My third favorite component of version 6, although it is not new, is that I can view and edit two database--or even different individuals in the same database--side by side. This comes in really handy when I need to copy information from one individual to another, whether it be simple data, or a source or citation. Below is a screenshot of two of my databases. The first is my own, and the second is the database of my significant other. You will notice that we are distantly related (the exact relationship is fifth cousin, twice removed). I have data in my own database from information I have researched in online records. The data in my honey's database comes from a downloaded GEDCOM shared by a cousin of his who has researched the family tree. By flipping back and forth, I can add add information to each database without having to merge the two to ensure that both have the same data.

(click on the image to enlarge)

Some of the other new features include Find Everywhere, which allows you to search all text--notes, sources, citations, names, places, events--for a word or phrase. CountyCheck Explorer allows you to look up counties and states in the U.S., Canada, United Kingdom, and Australia to view information about them. From this feature, you can also go online to learn more at the FamilySearch Wiki page for counties and states, as well as the interactive state historical county boundaries map at the Newberry Library website. Finally, Publish Online offers a new, dynamic site for your family tree with pedigree, family, and individual views, notes, sources, and media for each person in your database. This replaces the older, HTML "90s look" of the old-style publishing options that were available. While I haven't had a chance to try this out yet, it does look intriguing.

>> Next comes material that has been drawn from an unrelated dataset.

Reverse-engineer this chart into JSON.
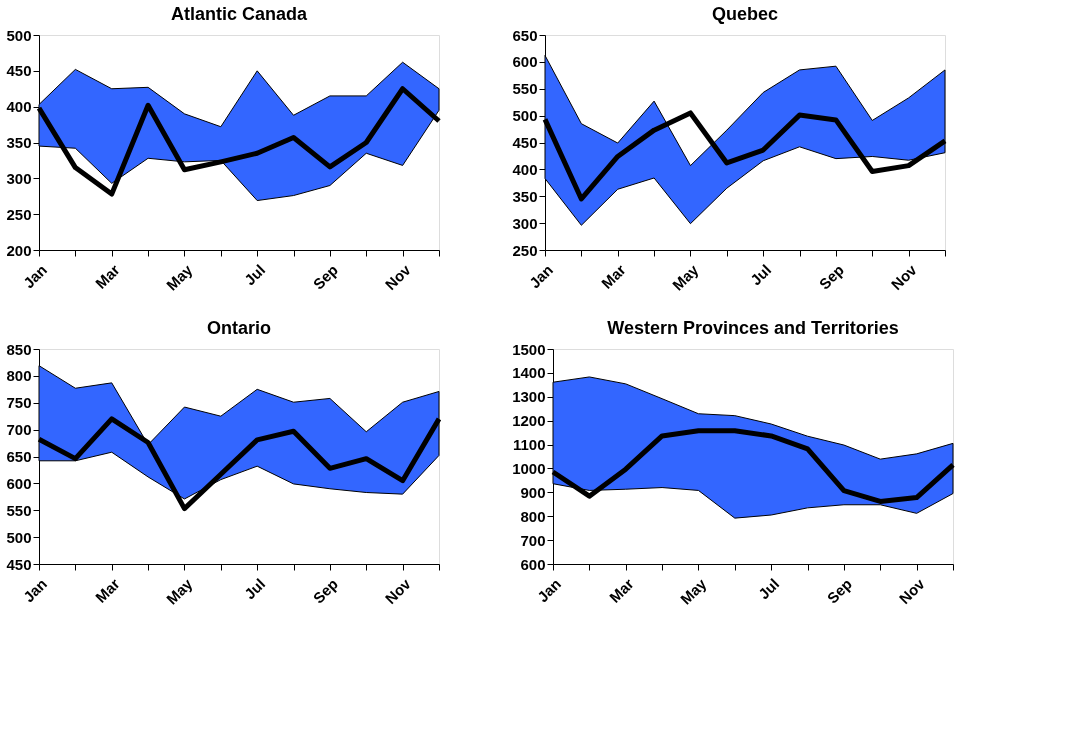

If you're looking for a good genealogy program, or are wondering if it's worth upgrading your current RootsMagic program, I highly recommend RootsMagic 6. At $29.95 for a new purchase, or $19.95 for an upgrade, it's affordable and well worth the investment. It can also be purchased with a user's manual for $39.95 at Amazon.com . Customer support is personal and prompt. You don't have to worry that this version will be replaced every year with a new one, making your older version obsolete simply because the calendar changed. Unlike some other genealogy software companies, RootsMagic doesn't pump out a new product on a regular basis simply to make money. They make sure they are meeting their customers' needs and providing a great product, and only when the demand requires it, do they release a new, improved version. I'm looking forward to continuing to utilize this great resource to enhance my research, stay organized and focused, and easily analyze my results.

If you'd like to see these features in-depth, I recommend viewing the free webinar "What's New in RootsMagic 6" here (under "Past Webinars").


Disclosure: I was given a copy of RootsMagic 6 to review on this genealogy blog. I was not compensated monetarily, or in any way other than stated, for this review. I have long been a RootsMagic user and strong proponent since my first experience with its earliest product, FamilyOrigins. I am an affiliate for Amazon.com, and as such, receive compensation for products advertised on and linked from this blog.